1. Collaborations: Quantity or Quality?
Although the Chinese year of the Tiger doesn’t arrive until 2022, anyone walking the planet this week could be forgiven for thinking the tigers have taken over early. When the 113-piece Kenzo x H&M collection goes live on 3 November, its bright jungle-infused look is sure to delight thousands, but it will surprise almost no-one.
The reason is an elaborate, multi-phase publicity campaign worthy of a blockbuster movie. For more than six months, fashion fans have been walked through every step of the collection’s evolution, from the pre-announcement speculation to last week’s official premiere in New York. The hype around it shows signs of overkill.
Back in 2004, the Swedish chain became the first high street fashion company to use Karl Lagerfeld and the idea of collaboration to spectacular effect. Twelve years later, the likes of H&M, Target and, more recently, adidas are turning collaborations into star-driven mega-events.
While brands and retailers have been slow to recognise the leverage offered by collaboration, the danger now is that in racing to catch up, many will over-play their hand with oversized collections and campaigns. Last week, Target began counting down towards a vast, 200-piece Victoria Beckham collection scheduled for April 2017.
In contrast, Zalando’s rollout of the #StepIntoMarni footwear campaign was sophisticated and savvy. With Marni in the role of stylist and creative muse, the Zalando project works both emotionally and functionally – adding exclusive accents to classic styles from stock brands, Timberland, Dr. Martens, Vans and Reebok.
At a fraction of the Kenzo x H&M budget, Marni x Zalando succeeds at making a remarkable statement, without making a spectacle – or setting expectations they can’t live up to.
2. Postmodernist Licensing
One of the pleasures of following trends in the licensing business is discovering products that not only borrow from pop culture, but also somehow expand its possibilities. From Moschino to Moleskine, recent years have seen a wave of premium brands using famous properties to shine light on their own originality and creative spirit.
More than 20 announcements and product releases last month point to the growing pool of brands interacting with pop properties, and the increasingly oblique ways they are choosing to engage with the imaginations of young adults and the eternally youthful.
The most popular of last month’s releases was Vans, with its loving homage to Toy Story that interprets sneakers as toys plucked from the Pixar universe.
Football fans may not be familiar with F.C. Real Bristol, but Nike’s Japan-based abstract football fashion project has a passionate, global fanbase. Now the virtual club has appointed Coca-Cola as a shirt sponsor, making it possible for future FCRB releases to experiment with the cultural meaning of the world’s favourite drink.
In France, Lacoste let graphic artist Jean-Paul Goude cut up its crocodile logo for the latest edition of its Holiday Collector series. While in Italy, Fornasetti revisits its operatic roots with an exclusive theatre production of Mozart’s Don Giovanni. The leadership of Barnaba Fornasetti as Art Director promises a striking visual experience.
Meanwhile, even in children’s categories, brands are working increasingly hard to add layers of meaning to popular licensed properties.

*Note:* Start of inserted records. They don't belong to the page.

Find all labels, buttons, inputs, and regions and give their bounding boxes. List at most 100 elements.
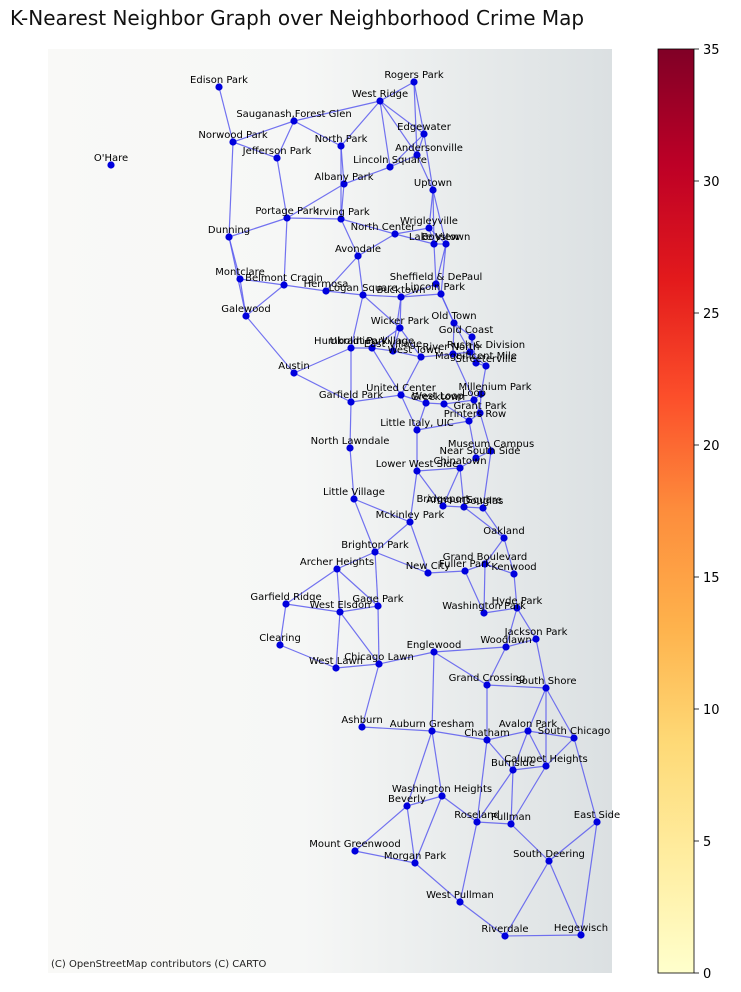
label-morgan-park: Morgan Park (384, 851, 446, 862)
node-portage-park (283, 214, 291, 222)
colorbar-ticks: 0 5 10 15 20 25 30 35 (694, 43, 720, 982)
edge-avalon-park-south-chicago (527, 730, 575, 739)
edge-brighton-park-gage-park (374, 551, 379, 607)
label-chatham: Chatham (464, 728, 510, 739)
node-ashburn (358, 723, 366, 731)
edge-river-north-loop (452, 353, 475, 401)
node-museum-campus (487, 447, 495, 455)
label-little-italy-uic: Little Italy, UIC (380, 418, 454, 429)
node-grant-park (476, 409, 484, 417)
label-archer-heights: Archer Heights (300, 557, 374, 568)
label-irving-park: Irving Park (316, 207, 369, 218)
label-andersonville: Andersonville (395, 143, 463, 154)
node-printers-row (465, 417, 473, 425)
edge-old-town-rush-division (453, 322, 471, 353)
label-edgewater: Edgewater (397, 122, 452, 133)
label-edison-park: Edison Park (190, 75, 248, 86)
edge-river-north-west-town (420, 353, 454, 358)
edge-fuller-park-washington-park (464, 570, 485, 614)
edge-gage-park-chicago-lawn (377, 605, 380, 665)
edge-wrigleyville-boystown (428, 227, 447, 245)
edge-west-ridge-edgewater (379, 100, 425, 135)
node-clearing (276, 641, 284, 649)
edge-east-side-south-deering (548, 821, 598, 862)
node-sauganash-forest-glen (290, 117, 298, 125)
node-bridgeport (439, 502, 447, 510)
label-woodlawn: Woodlawn (480, 635, 531, 646)
label-boystown: Boystown (422, 232, 471, 243)
edge-fuller-park-new-city (427, 570, 466, 574)
edge-beverly-mount-greenwood (354, 805, 408, 852)
node-lincoln-park (437, 290, 445, 298)
colorbar-tick-label: 15 (703, 571, 720, 586)
edge-armour-square-oakland (463, 506, 505, 539)
colorbar-tick-label: 10 (703, 703, 720, 718)
edge-boystown-lincoln-park (440, 243, 447, 295)
edge-belmont-cragin-galewood (245, 284, 285, 317)
edge-chinatown-lower-west-side (416, 467, 461, 472)
node-mount-greenwood (351, 847, 359, 855)
edge-beverly-morgan-park (406, 805, 416, 864)
edge-west-ridge-rogers-park (379, 81, 415, 102)
node-grand-boulevard (481, 560, 489, 568)
label-wicker-park: Wicker Park (371, 316, 430, 327)
node-sheffield-depaul (432, 280, 440, 288)
edge-south-shore-avalon-park (527, 687, 547, 732)
edge-garfield-park-north-lawndale (349, 401, 352, 449)
edge-west-elsdon-chicago-lawn (339, 611, 380, 665)
node-avalon-park (524, 727, 532, 735)
node-edison-park (215, 83, 223, 91)
edge-chatham-burnside (486, 739, 514, 771)
label-washington-heights: Washington Heights (392, 784, 492, 795)
edge-millenium-park-streeterville (480, 365, 487, 395)
edge-printers-row-near-south-side (468, 420, 477, 459)
label-oakland: Oakland (483, 526, 524, 537)
node-burnside (509, 766, 517, 774)
edge-hermosa-logan-square (325, 290, 364, 296)
label-museum-campus: Museum Campus (448, 439, 534, 450)
node-irving-park (337, 215, 345, 223)
label-near-south-side: Near South Side (440, 446, 521, 457)
label-bridgeport: Bridgeport (416, 494, 469, 505)
edge-woodlawn-jackson-park (505, 638, 537, 648)
edge-chinatown-bridgeport (442, 467, 461, 507)
edge-edgewater-lincoln-square (389, 133, 425, 168)
label-garfield-park: Garfield Park (319, 390, 384, 401)
edge-andersonville-lincoln-square (389, 154, 418, 168)
edge-north-center-lake-view (394, 233, 435, 245)
node-loop (470, 396, 478, 404)
edge-museum-campus-douglas (482, 450, 492, 509)
node-jackson-park (532, 635, 540, 643)
edge-edgewater-andersonville (416, 133, 425, 156)
label-norwood-park: Norwood Park (198, 130, 267, 141)
label-west-elsdon: West Elsdon (310, 600, 371, 611)
label-humboldt-park: Humboldt Park (314, 336, 388, 347)
node-belmont-cragin (280, 281, 288, 289)
node-brighton-park (371, 548, 379, 556)
label-river-north: River North (422, 342, 479, 353)
label-lincoln-park: Lincoln Park (405, 282, 465, 293)
colorbar-tick-label: 30 (703, 175, 720, 190)
node-humboldt-park (347, 344, 355, 352)
edge-roseland-pullman (476, 821, 512, 825)
node-rush-division (466, 348, 474, 356)
colorbar: 0 5 10 15 20 25 30 35 (657, 43, 720, 982)
edge-roseland-west-pullman (459, 821, 478, 903)
edge-south-chicago-calumet-heights (545, 737, 575, 767)
edge-englewood-auburn-gresham (431, 651, 435, 732)
label-pullman: Pullman (491, 812, 531, 823)
node-morgan-park (411, 859, 419, 867)
edge-bucktown-lincoln-park (400, 293, 442, 298)
edge-printers-row-little-italy-uic (416, 420, 470, 431)
edge-west-ridge-lincoln-square (379, 100, 391, 168)
edge-jefferson-park-portage-park (276, 157, 288, 219)
edge-chinatown-armour-square (459, 467, 465, 508)
label-ukrainian-village: Ukrainian Village (330, 336, 414, 347)
node-garfield-park (347, 398, 355, 406)
label-loop: Loop (462, 388, 486, 399)
node-austin (290, 369, 298, 377)
edge-oakland-grand-boulevard (484, 537, 505, 565)
node-new-city (424, 569, 432, 577)
label-south-deering: South Deering (513, 849, 585, 860)
edge-hyde-park-jackson-park (516, 607, 537, 640)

A particular standout last month was the British label, Boden, and its beautifully crafted Mini Boden tribute to children’s author, Roald Dahl.
3. Marking the Occasion
What do Christmas, the MLB World Series, Halloween and Diwali have in common? Besides falling in the final quarter, they all create moments of synergy that brands can use as a window onto a more remarkable, differentiated offering.
Increasingly, designers and product managers are preferring the sophistication and authenticity of co-branding and co-creation over traditional options like promotions, in-store displays and gift-with-purchase offers. This is especially true in food and beverage with the likes of DiSaronno and illy, and in the cosmetics business where brands like Kiehl’s and Shu Uemura are among the most emphatic users of design collaboration.
Last month all four brands revealed new additions to their respective series: DiSaronno’s 2016 fashion bottle has been realised by Etro, while this year’s illy Art Collection is inspired by the sketches of Marquise Emilio Pucci. Meanwhile Kiehl’s released a street-wise, cause-oriented collection with the notorious art collective, Faile, and Shu Uemura revisited its previous creative partnership with Takashi Murakami.
Similar ideas were launched in the luxury market too, but with a greater emphasis on gifting. Guerlain’s Janaina Milheiro-designed Four Seasons scents are presented in Baccarat crystal, with a price-tag of €16,000 each. Even more extravagant was the Australian winemaker, Penfolds, who commissioned the production of an exclusive, $185,000 6-litre pouring vessel from French glass-makers, Saint-Louis.